Did you give an omnipotent tyrant afternoon tea? she pondered, able to summon a wry grin. He’d probably turn up his nose at her supermarket teabags.
‘And I doubt he’s really into Marmite fingers, Will,’ she told her son, wiping the sticky black goo off his face and chubby fingers before she lifted him out of his highchair. ‘Nap time for you, young man.’
She could hear Will’s spasmodic sleepy baby babble through the nursery alarm as she retrieved the scattered toys from the kitchen floor and placed them in a toy box. It was a task she performed numerous times each day, and as her hands went into autopilot her mind raced.
What was Gabriel MacAllister up to? Despite the fact she thought Greg was the last person in the world Sophie should marry, she felt a deep sense of indignation that he possibly shared her view! Was he protecting the MacAllister millions from grasping schoolgirls? she wondered, glancing at her reflection in the mirror as she straightened.
Her face was lightly flushed from a combination of the mild exertion and temper. She looked with lack of interest at her features. It was only on the rarest occasions since Oliver’s death and Will’s birth that she looked upon herself as a woman—she was just Will’s mum these days.

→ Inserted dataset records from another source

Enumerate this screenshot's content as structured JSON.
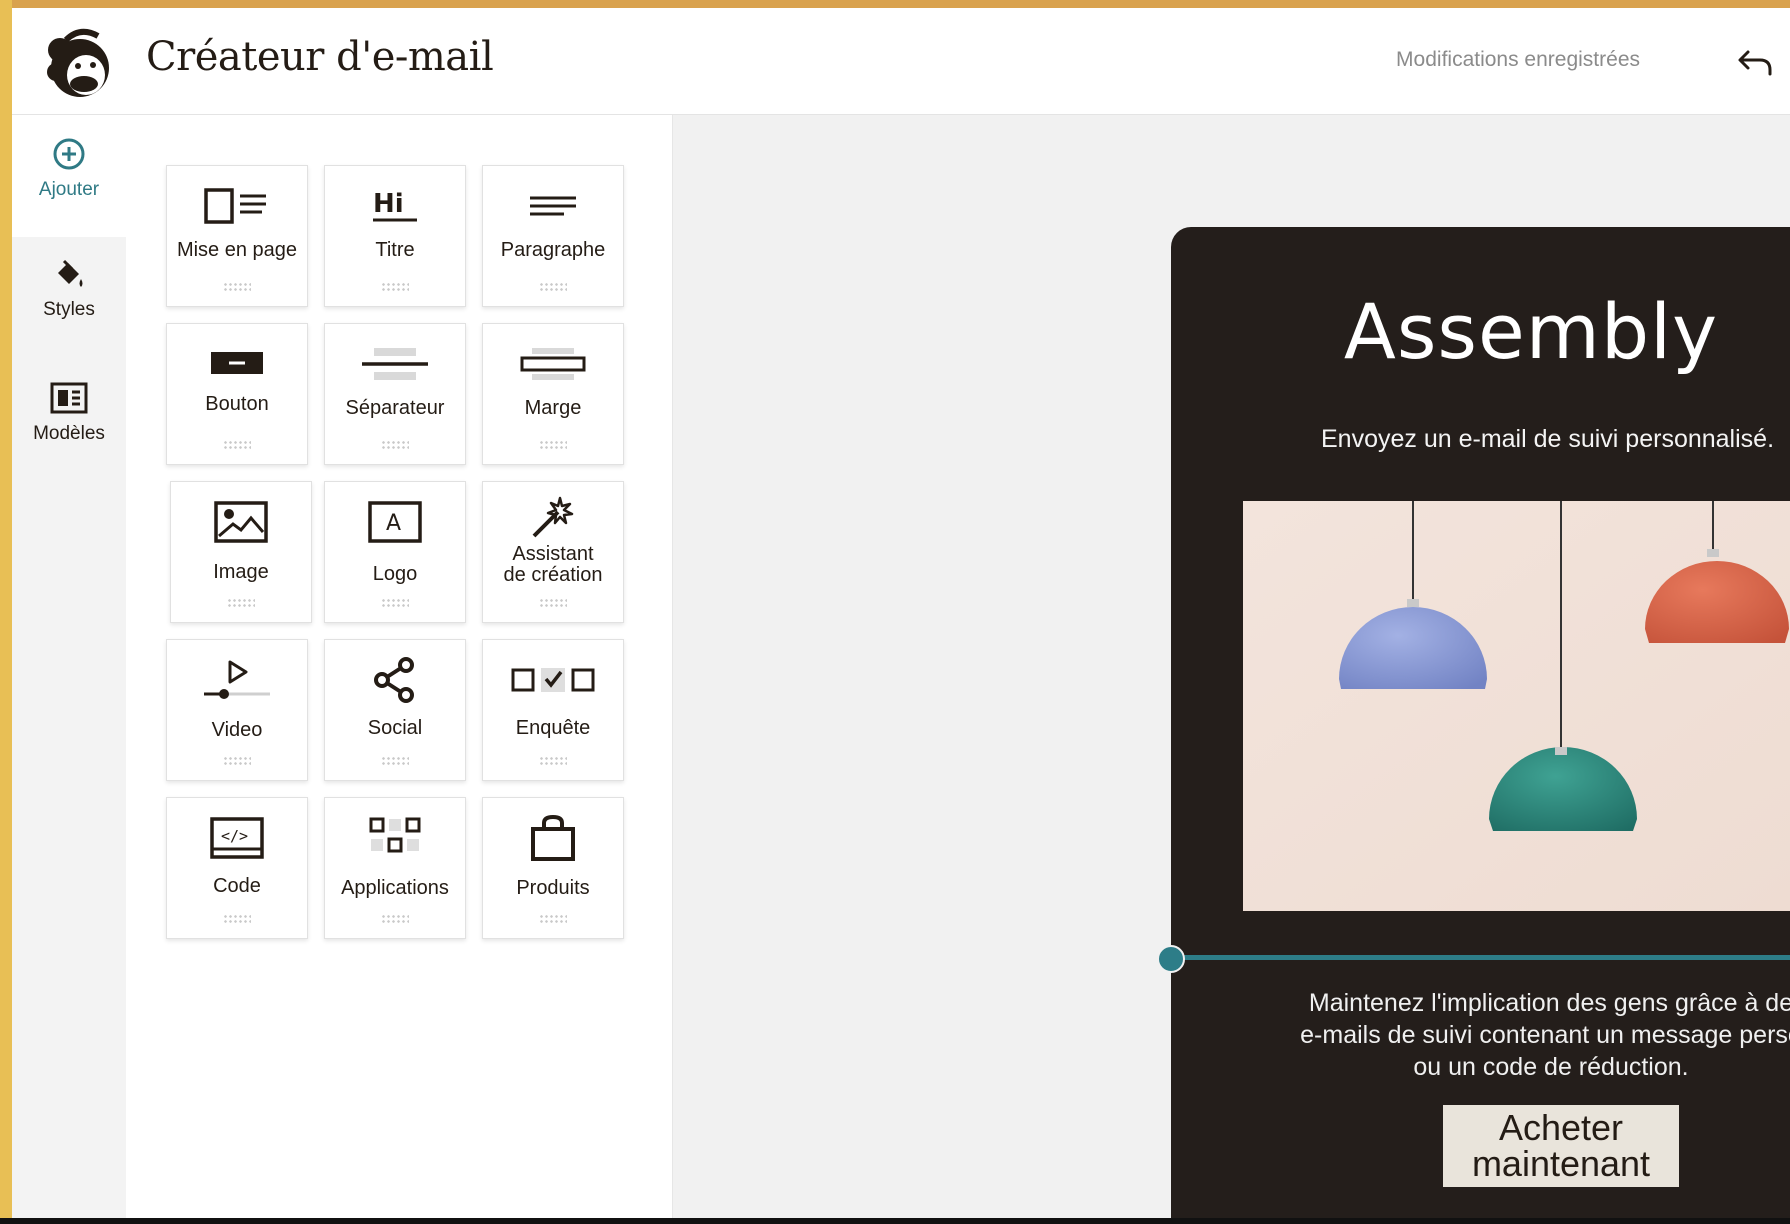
{
  "header": {
    "title": "Créateur d'e-mail",
    "save_status": "Modifications enregistrées"
  },
  "rail": {
    "items": [
      {
        "label": "Ajouter",
        "icon": "plus-circle-icon",
        "active": true
      },
      {
        "label": "Styles",
        "icon": "paint-bucket-icon",
        "active": false
      },
      {
        "label": "Modèles",
        "icon": "template-icon",
        "active": false
      }
    ]
  },
  "blocks": [
    {
      "label": "Mise en page",
      "icon": "layout-icon"
    },
    {
      "label": "Titre",
      "icon": "heading-icon"
    },
    {
      "label": "Paragraphe",
      "icon": "paragraph-icon"
    },
    {
      "label": "Bouton",
      "icon": "button-icon"
    },
    {
      "label": "Séparateur",
      "icon": "divider-icon"
    },
    {
      "label": "Marge",
      "icon": "spacer-icon"
    },
    {
      "label": "Image",
      "icon": "image-icon"
    },
    {
      "label": "Logo",
      "icon": "logo-icon"
    },
    {
      "label": "Assistant de création",
      "label_line1": "Assistant",
      "label_line2": "de création",
      "icon": "magic-wand-icon"
    },
    {
      "label": "Video",
      "icon": "video-icon"
    },
    {
      "label": "Social",
      "icon": "share-icon"
    },
    {
      "label": "Enquête",
      "icon": "survey-icon"
    },
    {
      "label": "Code",
      "icon": "code-icon"
    },
    {
      "label": "Applications",
      "icon": "apps-icon"
    },
    {
      "label": "Produits",
      "icon": "shopping-bag-icon"
    }
  ],
  "email": {
    "brand": "Assembly",
    "subtitle": "Envoyez un e-mail de suivi personnalisé.",
    "body_lines": [
      "Maintenez l'implication des gens grâce à de",
      "e-mails de suivi contenant un message perso",
      "ou un code de réduction."
    ],
    "cta_line1": "Acheter",
    "cta_line2": "maintenant"
  },
  "colors": {
    "accent": "#2d7d88",
    "email_background": "#241e1b",
    "cta_background": "#e9e4db",
    "lamp_blue": "#8797d2",
    "lamp_teal": "#2f8a80",
    "lamp_orange": "#d8664a"
  }
}
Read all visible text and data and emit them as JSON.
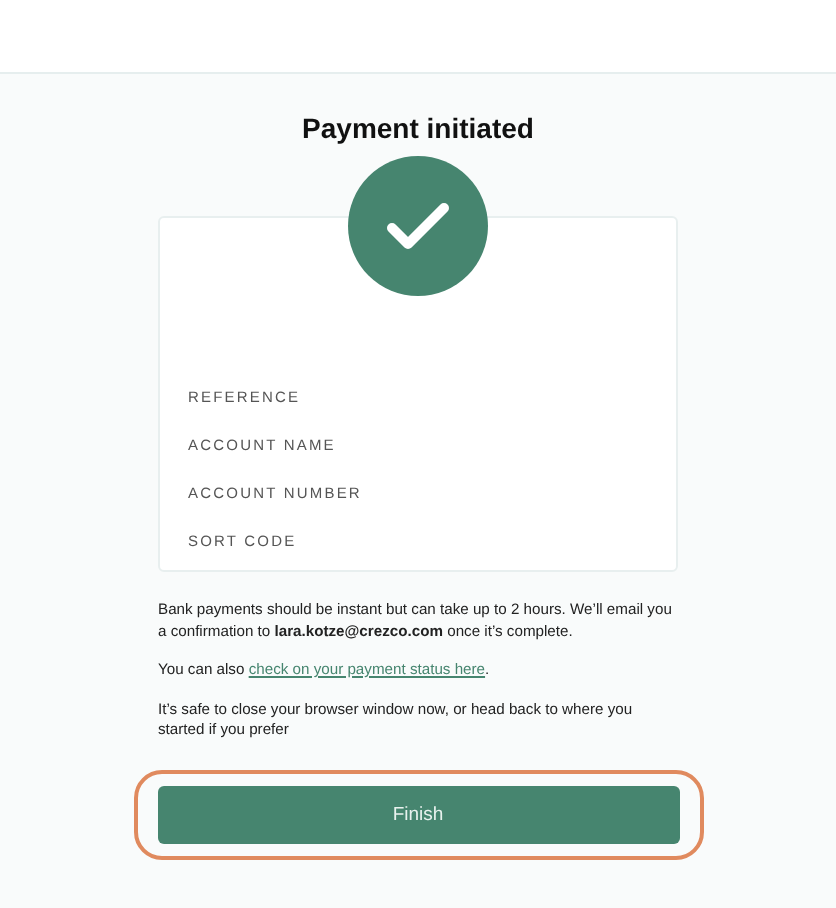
{
  "title": "Payment initiated",
  "details": [
    {
      "label": "REFERENCE"
    },
    {
      "label": "ACCOUNT NAME"
    },
    {
      "label": "ACCOUNT NUMBER"
    },
    {
      "label": "SORT CODE"
    }
  ],
  "info": "Bank payments should be instant but can take up to 2 hours. We’ll email you a confirmation to **lara.kotze@crezco.com** once it’s complete.",
  "status": {
    "before": "You can also ",
    "link": "check on your payment status here",
    "after": "."
  },
  "note": "It’s safe to close your browser window now, or head back to where you started if you prefer",
  "button": {
    "label": "Finish",
    "focused": true
  }
}
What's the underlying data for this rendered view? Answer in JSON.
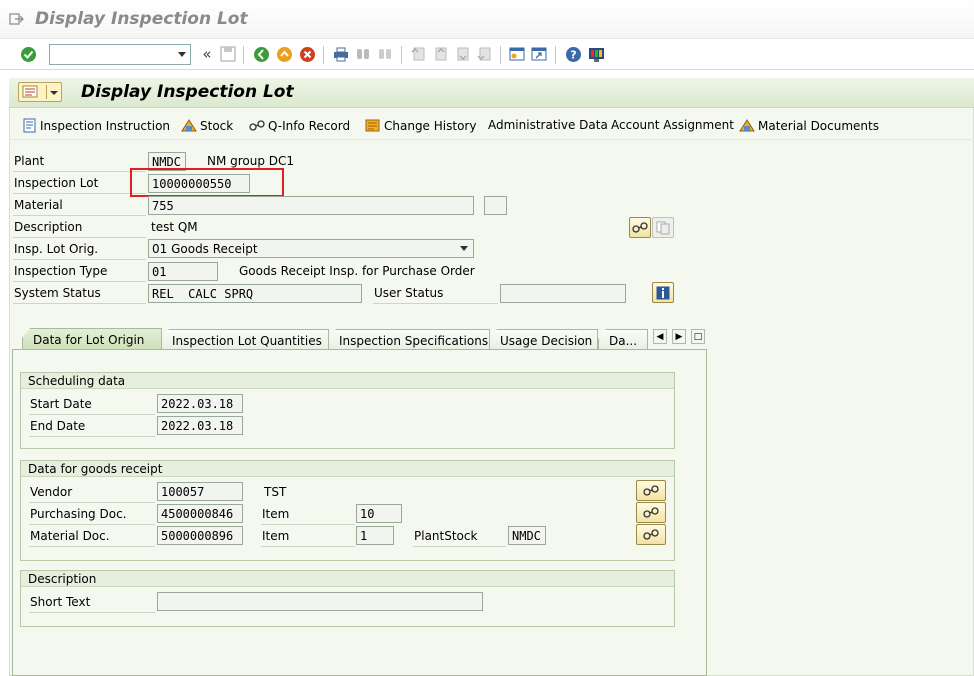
{
  "window": {
    "title": "Display Inspection Lot"
  },
  "toolbar": {
    "command_field_value": "",
    "double_arrow": "«"
  },
  "header": {
    "title": "Display Inspection Lot"
  },
  "app_toolbar": [
    {
      "label": "Inspection Instruction",
      "icon": "document-icon"
    },
    {
      "label": "Stock",
      "icon": "stock-icon"
    },
    {
      "label": "Q-Info Record",
      "icon": "glasses-icon"
    },
    {
      "label": "Change History",
      "icon": "history-icon"
    },
    {
      "label": "Administrative Data",
      "icon": ""
    },
    {
      "label": "Account Assignment",
      "icon": ""
    },
    {
      "label": "Material Documents",
      "icon": "stock-icon"
    }
  ],
  "fields": {
    "plant": {
      "label": "Plant",
      "value": "NMDC",
      "text": "NM group DC1"
    },
    "inspection_lot": {
      "label": "Inspection Lot",
      "value": "10000000550"
    },
    "material": {
      "label": "Material",
      "value": "755"
    },
    "description": {
      "label": "Description",
      "value": "test QM"
    },
    "insp_lot_orig": {
      "label": "Insp. Lot Orig.",
      "value": "01 Goods Receipt"
    },
    "inspection_type": {
      "label": "Inspection Type",
      "value": "01",
      "text": "Goods Receipt Insp. for Purchase Order"
    },
    "system_status": {
      "label": "System Status",
      "value": "REL  CALC SPRQ"
    },
    "user_status": {
      "label": "User Status",
      "value": ""
    }
  },
  "tabs": [
    {
      "label": "Data for Lot Origin",
      "active": true
    },
    {
      "label": "Inspection Lot Quantities",
      "active": false
    },
    {
      "label": "Inspection Specifications",
      "active": false
    },
    {
      "label": "Usage Decision",
      "active": false
    },
    {
      "label": "Da...",
      "active": false
    }
  ],
  "scheduling": {
    "title": "Scheduling data",
    "start_date": {
      "label": "Start Date",
      "value": "2022.03.18"
    },
    "end_date": {
      "label": "End Date",
      "value": "2022.03.18"
    }
  },
  "goods_receipt": {
    "title": "Data for goods receipt",
    "vendor": {
      "label": "Vendor",
      "value": "100057",
      "text": "TST"
    },
    "purchasing_doc": {
      "label": "Purchasing Doc.",
      "value": "4500000846",
      "item_label": "Item",
      "item": "10"
    },
    "material_doc": {
      "label": "Material Doc.",
      "value": "5000000896",
      "item_label": "Item",
      "item": "1",
      "plantstock_label": "PlantStock",
      "plantstock": "NMDC"
    }
  },
  "description_group": {
    "title": "Description",
    "short_text": {
      "label": "Short Text",
      "value": ""
    }
  },
  "colors": {
    "highlight": "#e02020",
    "panel": "#f4f8ef",
    "header": "#dbe9cf"
  }
}
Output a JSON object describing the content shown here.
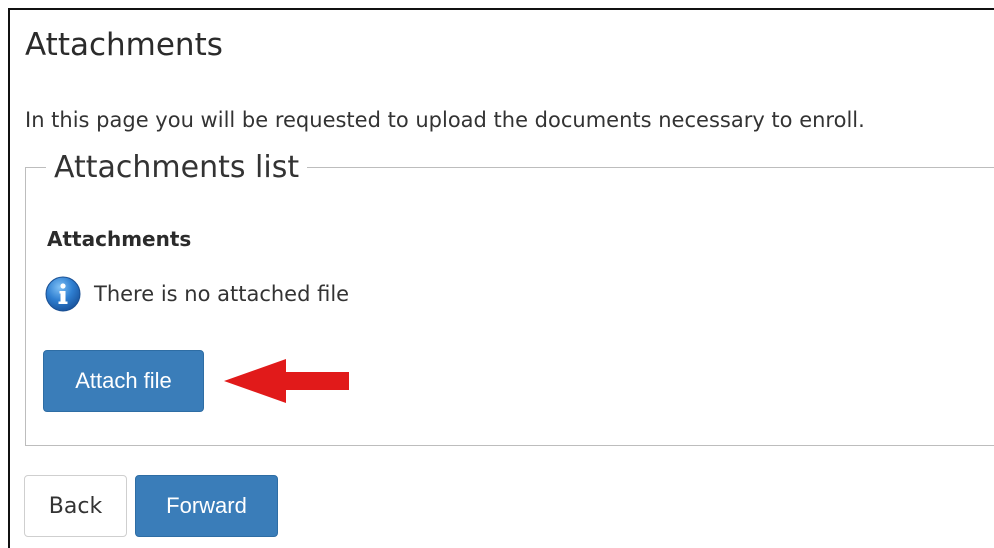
{
  "page": {
    "title": "Attachments",
    "intro": "In this page you will be requested to upload the documents necessary to enroll."
  },
  "attachments_list": {
    "legend": "Attachments list",
    "heading": "Attachments",
    "info_message": "There is no attached file",
    "info_icon": "info-circle-icon",
    "attach_button_label": "Attach file",
    "arrow_color": "#e11a1a"
  },
  "footer": {
    "back_label": "Back",
    "forward_label": "Forward"
  },
  "colors": {
    "primary_button": "#3a7db9",
    "info_icon": "#2f7fd1"
  }
}
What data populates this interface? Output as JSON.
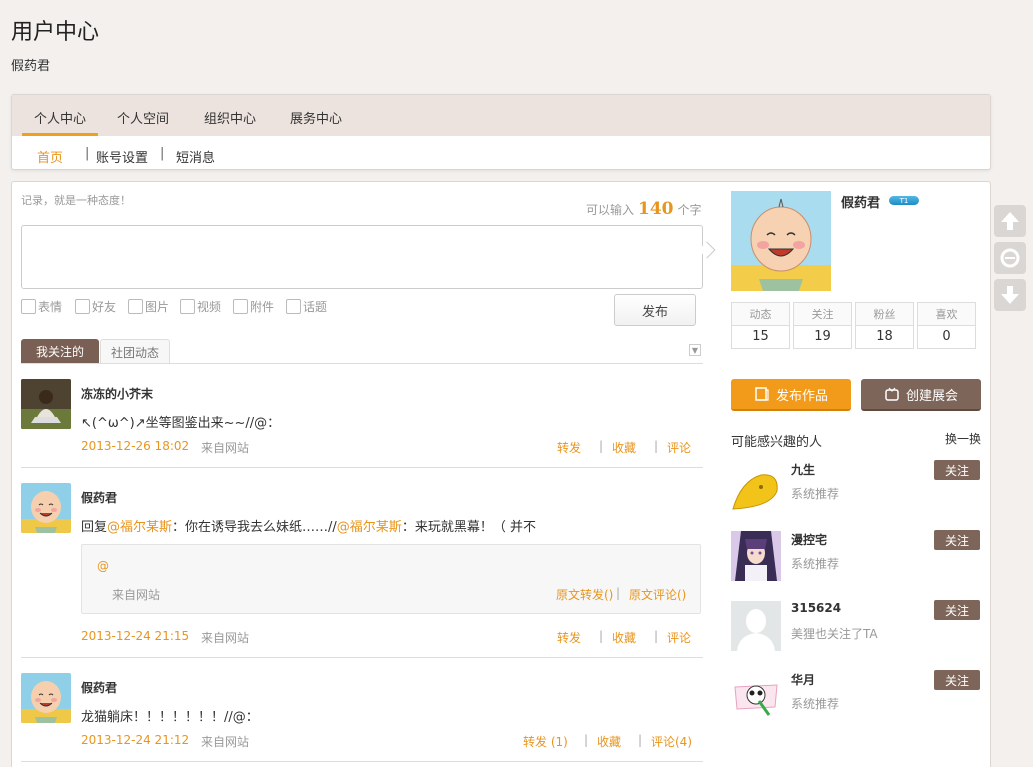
{
  "header": {
    "title": "用户中心",
    "username": "假药君"
  },
  "nav": {
    "tabs": [
      "个人中心",
      "个人空间",
      "组织中心",
      "展务中心"
    ],
    "subnav": [
      "首页",
      "账号设置",
      "短消息"
    ],
    "separator": "|"
  },
  "composer": {
    "hint": "记录，就是一种态度！",
    "counter_prefix": "可以输入",
    "counter_value": "140",
    "counter_suffix": "个字",
    "tools": [
      "表情",
      "好友",
      "图片",
      "视频",
      "附件",
      "话题"
    ],
    "publish_label": "发布"
  },
  "feed_tabs": [
    "我关注的",
    "社团动态"
  ],
  "feed_dropdown_icon": "▼",
  "feed": [
    {
      "name": "冻冻的小芥末",
      "text": "↖(^ω^)↗坐等图鉴出来~~//@：",
      "time": "2013-12-26 18:02",
      "source": "来自网站",
      "actions": [
        "转发",
        "收藏",
        "评论"
      ]
    },
    {
      "name": "假药君",
      "text_parts": [
        "回复",
        "@福尔某斯",
        "：你在诱导我去么妹纸……//",
        "@福尔某斯",
        "：来玩就黑幕！（ 并不"
      ],
      "quote": {
        "at": "@",
        "source": "来自网站",
        "actions": [
          "原文转发()",
          "原文评论()"
        ]
      },
      "time": "2013-12-24 21:15",
      "source": "来自网站",
      "actions": [
        "转发",
        "收藏",
        "评论"
      ]
    },
    {
      "name": "假药君",
      "text": "龙猫躺床！！！！！！！//@：",
      "time": "2013-12-24 21:12",
      "source": "来自网站",
      "actions": [
        "转发 (1)",
        "收藏",
        "评论(4)"
      ]
    }
  ],
  "profile": {
    "name": "假药君",
    "badge": "T1",
    "stats": [
      {
        "label": "动态",
        "value": "15"
      },
      {
        "label": "关注",
        "value": "19"
      },
      {
        "label": "粉丝",
        "value": "18"
      },
      {
        "label": "喜欢",
        "value": "0"
      }
    ],
    "publish_work": "发布作品",
    "create_expo": "创建展会"
  },
  "recommend": {
    "title": "可能感兴趣的人",
    "swap": "换一换",
    "follow_label": "关注",
    "people": [
      {
        "name": "九生",
        "desc": "系统推荐"
      },
      {
        "name": "漫控宅",
        "desc": "系统推荐"
      },
      {
        "name": "315624",
        "desc": "美狸也关注了TA"
      },
      {
        "name": "华月",
        "desc": "系统推荐"
      }
    ]
  },
  "colors": {
    "accent": "#e8951d",
    "brown": "#7d6559",
    "orange_btn": "#f29a1a"
  }
}
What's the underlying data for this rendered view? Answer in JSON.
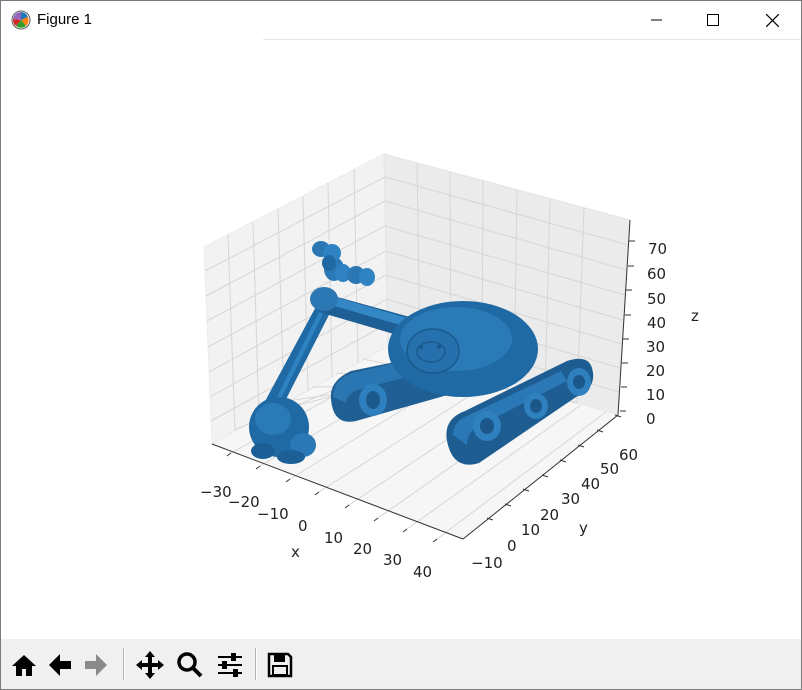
{
  "window": {
    "title": "Figure 1",
    "controls": {
      "minimize": "minimize",
      "maximize": "maximize",
      "close": "close"
    }
  },
  "axes": {
    "x": {
      "label": "x",
      "ticks": [
        "−30",
        "−20",
        "−10",
        "0",
        "10",
        "20",
        "30",
        "40"
      ]
    },
    "y": {
      "label": "y",
      "ticks": [
        "−10",
        "0",
        "10",
        "20",
        "30",
        "40",
        "50",
        "60"
      ]
    },
    "z": {
      "label": "z",
      "ticks": [
        "0",
        "10",
        "20",
        "30",
        "40",
        "50",
        "60",
        "70"
      ]
    }
  },
  "plot": {
    "type": "3d-surface",
    "subject": "tracked excavator robot",
    "color": "#1f6aa5",
    "pane_color": "#f2f2f2",
    "grid_color": "#d9d9d9"
  },
  "toolbar": {
    "buttons": [
      {
        "name": "home-button",
        "icon": "home-icon"
      },
      {
        "name": "back-button",
        "icon": "arrow-left-icon"
      },
      {
        "name": "forward-button",
        "icon": "arrow-right-icon"
      },
      {
        "name": "pan-button",
        "icon": "move-icon"
      },
      {
        "name": "zoom-button",
        "icon": "magnifier-icon"
      },
      {
        "name": "configure-button",
        "icon": "sliders-icon"
      },
      {
        "name": "save-button",
        "icon": "floppy-disk-icon"
      }
    ]
  }
}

Once she’d thought she was quite attractive, and she’d known that the combination of a slim, curvaceous body and pretty—some said beautiful—features attracted a lot of admiring attention.
She glanced down at the faded tee-shirt and old jeans she wore and decided there was little possibility that her visitor would think she was going out of her way to impress him. Take sex out of your life and it cut down on the complications considerably, she decided approvingly.
If Will hadn’t fallen asleep she might have let the doorbell ring, just to emphasise how unimpressed she was by the royal visitation. But she made do with adopting an expression of cool indifference before letting her visitor in.